Wednesday, October 21, 2015

A question of privilege

Yesterday at the beginning of Question Time Speaker of the House David Carter announced that the Privilege's Committee would be investigating the alleged retaliation of Maritime New Zealand against a business whose director gave evidence against them in a select committee hearing. While I oppose some of the privileges of Parliament - notably their purported power to punish members of the public who criticise MPs - one thing I do agree with is their power to punish anyone involved in

intimidating, preventing, or hindering a witness from giving evidence, or giving evidence in full, to the House or a committee...

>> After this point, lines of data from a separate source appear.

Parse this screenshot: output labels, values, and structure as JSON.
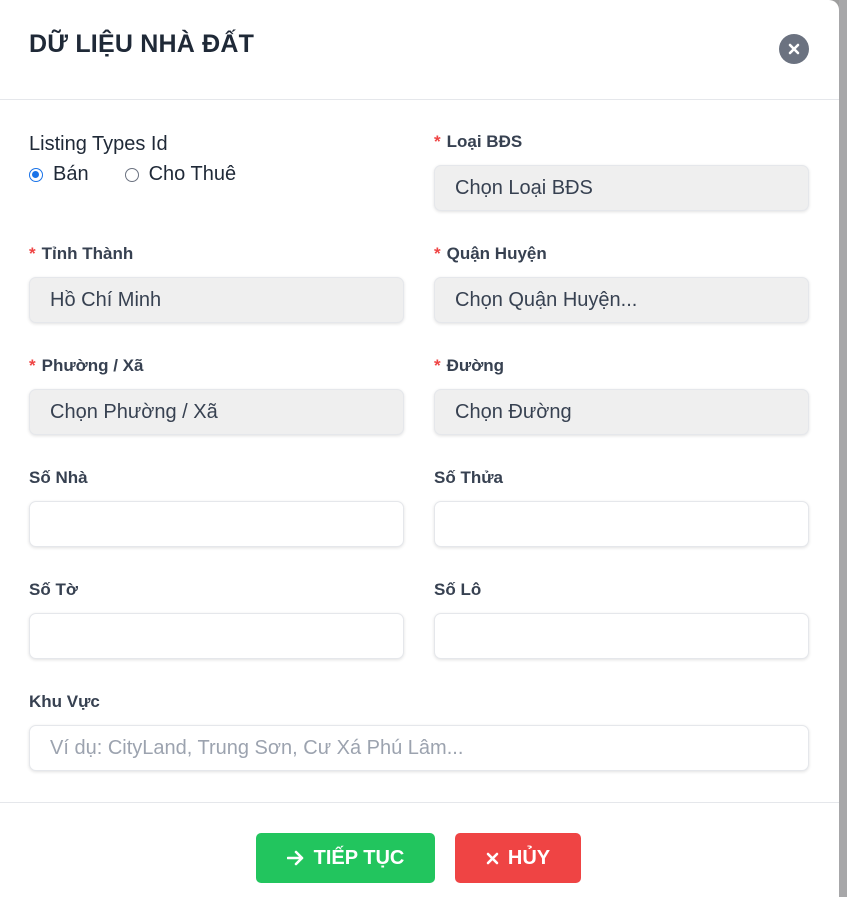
{
  "modal": {
    "title": "DỮ LIỆU NHÀ ĐẤT",
    "close_icon": "close-icon"
  },
  "listing_types": {
    "label": "Listing Types Id",
    "options": [
      {
        "label": "Bán",
        "checked": true
      },
      {
        "label": "Cho Thuê",
        "checked": false
      }
    ]
  },
  "fields": {
    "property_type": {
      "label": "Loại BĐS",
      "required": true,
      "value": "Chọn Loại BĐS"
    },
    "province": {
      "label": "Tỉnh Thành",
      "required": true,
      "value": "Hồ Chí Minh"
    },
    "district": {
      "label": "Quận Huyện",
      "required": true,
      "value": "Chọn Quận Huyện..."
    },
    "ward": {
      "label": "Phường / Xã",
      "required": true,
      "value": "Chọn Phường / Xã"
    },
    "street": {
      "label": "Đường",
      "required": true,
      "value": "Chọn Đường"
    },
    "house_number": {
      "label": "Số Nhà",
      "value": ""
    },
    "parcel_number": {
      "label": "Số Thửa",
      "value": ""
    },
    "sheet_number": {
      "label": "Số Tờ",
      "value": ""
    },
    "lot_number": {
      "label": "Số Lô",
      "value": ""
    },
    "area": {
      "label": "Khu Vực",
      "value": "",
      "placeholder": "Ví dụ: CityLand, Trung Sơn, Cư Xá Phú Lâm..."
    }
  },
  "required_marker": "*",
  "footer": {
    "continue_label": "TIẾP TỤC",
    "continue_icon": "arrow-right-icon",
    "cancel_label": "HỦY",
    "cancel_icon": "x-icon"
  },
  "colors": {
    "continue": "#22c55e",
    "cancel": "#ef4444",
    "required": "#ef4444",
    "radio_checked": "#1a73e8",
    "select_bg": "#efefef",
    "close_btn": "#6b7280"
  }
}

assaulting, threatening, or disadvantaging a person on account of evidence given by that person to the House or a committee

In order for Parliament to function effectively, people need to be able to give evidence to its inquiries without fear of retribution. We protect witnesses before the courts from retaliation and abuse (in fact, intimidating or retaliating against a witness is a serious crime), and its entirely proper that Parliament has the power to investigate and punish attempts to pervert its proceedings in this manner. And its done so in the past - those of us with long memories may remember that Television New Zealand was investigated and fined for just such a contempt in 2006, after it had effectively sacked its acting Chief Executive for criticising its Board before the Finance and Expenditure Committee. That was in the context of an employment relationship, which the Privileges Committee notes can be complicated; a state agency using its regulatory powers in retaliation (as apparently alleged) is both less complicated and far more serious. And if Maritime New Zealand is found to have done this, I'd expect the relevant staff to be resigning immediately.